Sunday, October 27, 2013

A thought about progressive versus conservative agendas for the government.


A major change in the role of government in U.S. society started with the Franklin Delano Roosevelt administration and has continued since, especially in Democratic administrations. The federal government role has grown larger and more progressive, including:
  • Providing a social safety net (Social Security, Medicare, Medicaid, the Access to Care Act, unemployment insurance, food stamps, etc.)
  • Increased regulation to reduce risks of financial crises, environmental risks, and risks to workers.
  • Fiscal and monetary policies to fight inflation and promote economic growth.
  • Expansion of voting rights to Blacks, women and other minorities.
On a historical time scale the government innovations of the past 70 years are an experiment. Conservatives who feel that they are unwise may prove to have been right in the fullness of time. I suppose one of the strengths of the Madisonian Constitutional system is its emphasis on progressive and conservative negotiations that might avoid a disastrous emphasis of one or the other ideology. Surely conservatives have rolled back some of the progressive initiatives over the past three decades.

Other changes have taken place in governance over the same time, such as the expansion of the military-industrial complex and the growth of the federal budget and debt. External changes have take place such as growth of cities and megacities, globalization, the expansion of corporations, and changes in the sources of migration to the United States.

Where the 80 Representative Republican Caucus Running Speaker Boehner Come From
Source: The New Yorker
I assume that the people most upset by the progressive changes in the U.S. government are those who elected the Republican Representatives most active in seeking the repeal of the Access to Care Act.  I quote from a New Yorker article:
As the above map, detailing the geography of the suicide caucus, shows, half of these districts are concentrated in the South, and a quarter of them are in the Midwest, while there’s a smattering of thirteen in the rural West and four in rural Pennsylvania (outside the population centers of Philadelphia and Pittsburgh). Naturally, there are no members from New England, the megalopolis corridor from Washington to Boston, or along the Pacific coastline........ 
While the most salient demographic fact about America is that it is becoming more diverse, Republican districts actually became less diverse in 2012.......... 
The average suicide-caucus district is seventy-five per cent white, while the average House district is sixty-three per cent white. Latinos make up an average of nine per cent of suicide-district residents, while the over-all average is seventeen per cent. The districts also have slightly lower levels of education (twenty-five per cent of the population in suicide districts have college degrees, while that number is twenty-nine per cent for the average district). 
The members themselves represent this lack of diversity. Seventy-six of the members who signed the Meadows letter are male. Seventy-nine of them are white.
These conservatives seem to me likely to feel left our by the changes in the world and especially the changes in the U.S. government. White men elected from rural constituencies ran this country when it was founded and for much of its history. When such men were in charge, government was small and very limited in its functions. The 80 in what the New Yorker article calls "the suicide caucus" have noticed that the United States no longer holds the commanding position in the world it held in the aftermath of World War II; the espouse a political ideology that was once dominant, and then now find themselves in a small minority, holding power in the Congress only through the efforts of state governments that have provided them with gerrymandered districts, and parliamentary tactics to deny legislative power to the majority of their colleagues.

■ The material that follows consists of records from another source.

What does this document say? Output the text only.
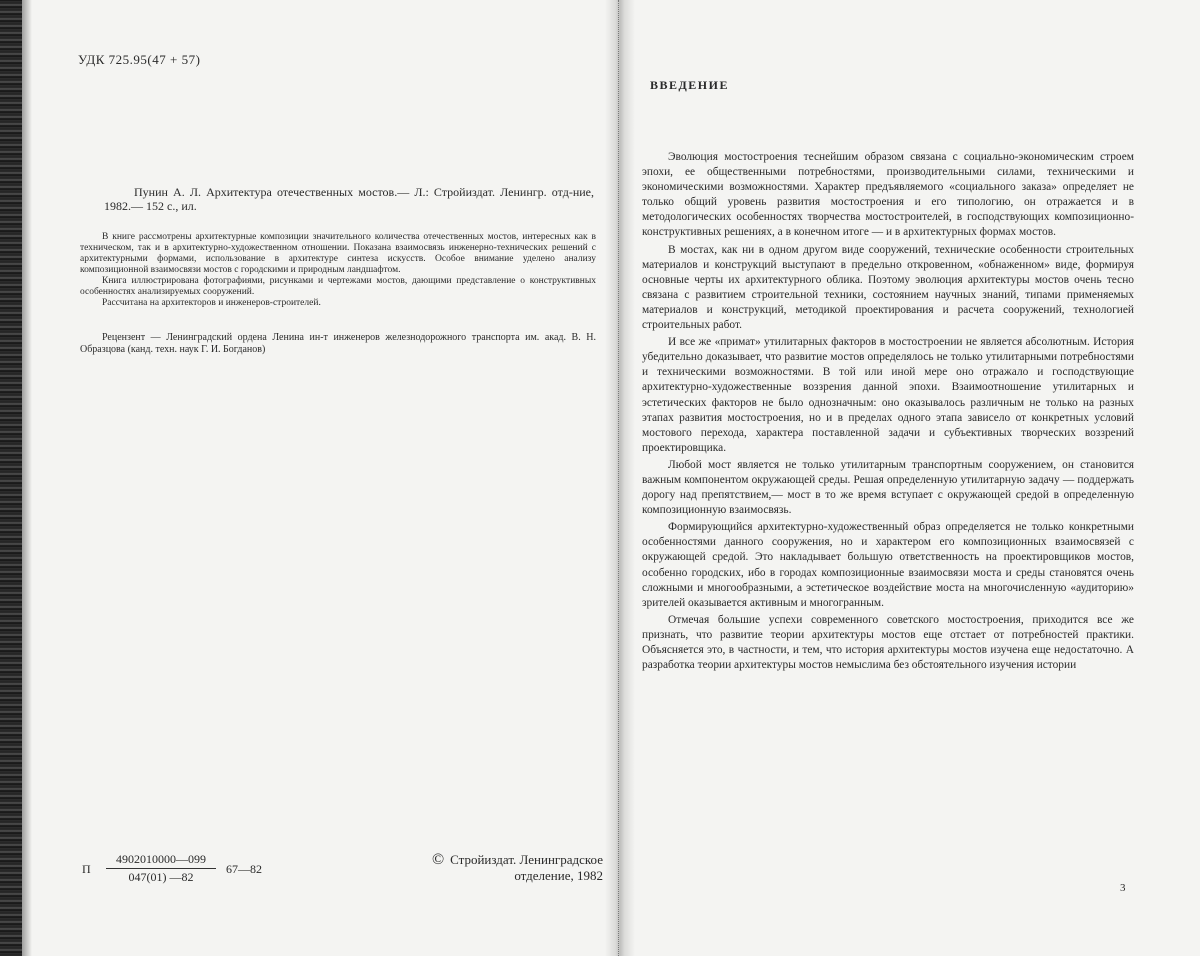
УДК 725.95(47 + 57)
Пунин А. Л. Архитектура отечественных мостов.— Л.: Стройиздат. Ленингр. отд-ние, 1982.— 152 с., ил.

В книге рассмотрены архитектурные композиции значительного количества отечественных мостов, интересных как в техническом, так и в архитектурно-художественном отношении. Показана взаимосвязь инженерно-технических решений с архитектурными формами, использование в архитектуре синтеза искусств. Особое внимание уделено анализу композиционной взаимосвязи мостов с городскими и природным ландшафтом.

Книга иллюстрирована фотографиями, рисунками и чертежами мостов, дающими представление о конструктивных особенностях анализируемых сооружений.

Рассчитана на архитекторов и инженеров-строителей.

Рецензент — Ленинградский ордена Ленина ин-т инженеров железнодорожного транспорта им. акад. В. Н. Образцова (канд. техн. наук Г. И. Богданов)
П
4902010000—099
047(01) —82
67—82
© Стройиздат. Ленинградское
отделение, 1982
ВВЕДЕНИЕ

Эволюция мостостроения теснейшим образом связана с социально-экономическим строем эпохи, ее общественными потребностями, производительными силами, техническими и экономическими возможностями. Характер предъявляемого «социального заказа» определяет не только общий уровень развития мостостроения и его типологию, он отражается и в методологических особенностях творчества мостостроителей, в господствующих композиционно-конструктивных решениях, а в конечном итоге — и в архитектурных формах мостов.

В мостах, как ни в одном другом виде сооружений, технические особенности строительных материалов и конструкций выступают в предельно откровенном, «обнаженном» виде, формируя основные черты их архитектурного облика. Поэтому эволюция архитектуры мостов очень тесно связана с развитием строительной техники, состоянием научных знаний, типами применяемых материалов и конструкций, методикой проектирования и расчета сооружений, технологией строительных работ.

И все же «примат» утилитарных факторов в мостостроении не является абсолютным. История убедительно доказывает, что развитие мостов определялось не только утилитарными потребностями и техническими возможностями. В той или иной мере оно отражало и господствующие архитектурно-художественные воззрения данной эпохи. Взаимоотношение утилитарных и эстетических факторов не было однозначным: оно оказывалось различным не только на разных этапах развития мостостроения, но и в пределах одного этапа зависело от конкретных условий мостового перехода, характера поставленной задачи и субъективных творческих воззрений проектировщика.

Любой мост является не только утилитарным транспортным сооружением, он становится важным компонентом окружающей среды. Решая определенную утилитарную задачу — поддержать дорогу над препятствием,— мост в то же время вступает с окружающей средой в определенную композиционную взаимосвязь.

Формирующийся архитектурно-художественный образ определяется не только конкретными особенностями данного сооружения, но и характером его композиционных взаимосвязей с окружающей средой. Это накладывает большую ответственность на проектировщиков мостов, особенно городских, ибо в городах композиционные взаимосвязи моста и среды становятся очень сложными и многообразными, а эстетическое воздействие моста на многочисленную «аудиторию» зрителей оказывается активным и многогранным.

Отмечая большие успехи современного советского мостостроения, приходится все же признать, что развитие теории архитектуры мостов еще отстает от потребностей практики. Объясняется это, в частности, и тем, что история архитектуры мостов изучена еще недостаточно. А разработка теории архитектуры мостов немыслима без обстоятельного изучения истории

3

Of course, since World War II the countries that were decimated by the war have repaired their economies and prospered. More recently, China, India and some other nations have made huge strides in abolishing poverty. In part these advances have been made through the globalization of production and trade. For those who believe that people everywhere should have rights to health and a decent standard of living, that is all to the good. For those who believe in modern economics, the convergence of living standards among countries is a normal historical process.

But do we believe that the progressive program is counterproductive? Certainly the European nations do not; for example, they have social safety nets, socialized medicine, and policies that are more proactive in promoting equitable distributions of income and wealth than does the United States.

The country is much richer now, and can afford more government. We also understand economics, management, sociology, and other fields of learning better, and can better manage governmental affairs. Perhaps we have grown up enough to manage a progressive government.

The United States government was established as an experiment in democracy, seeking to better provide for the "life, liberty and pursuit of happiness" than monarchies had done. The Constitution was an experiment in government designed to produce "a more perfect union". Over more than two centuries most people in the country have come to feel that the progressive agenda better accomplishes that agenda than does a system based on the conservative agenda.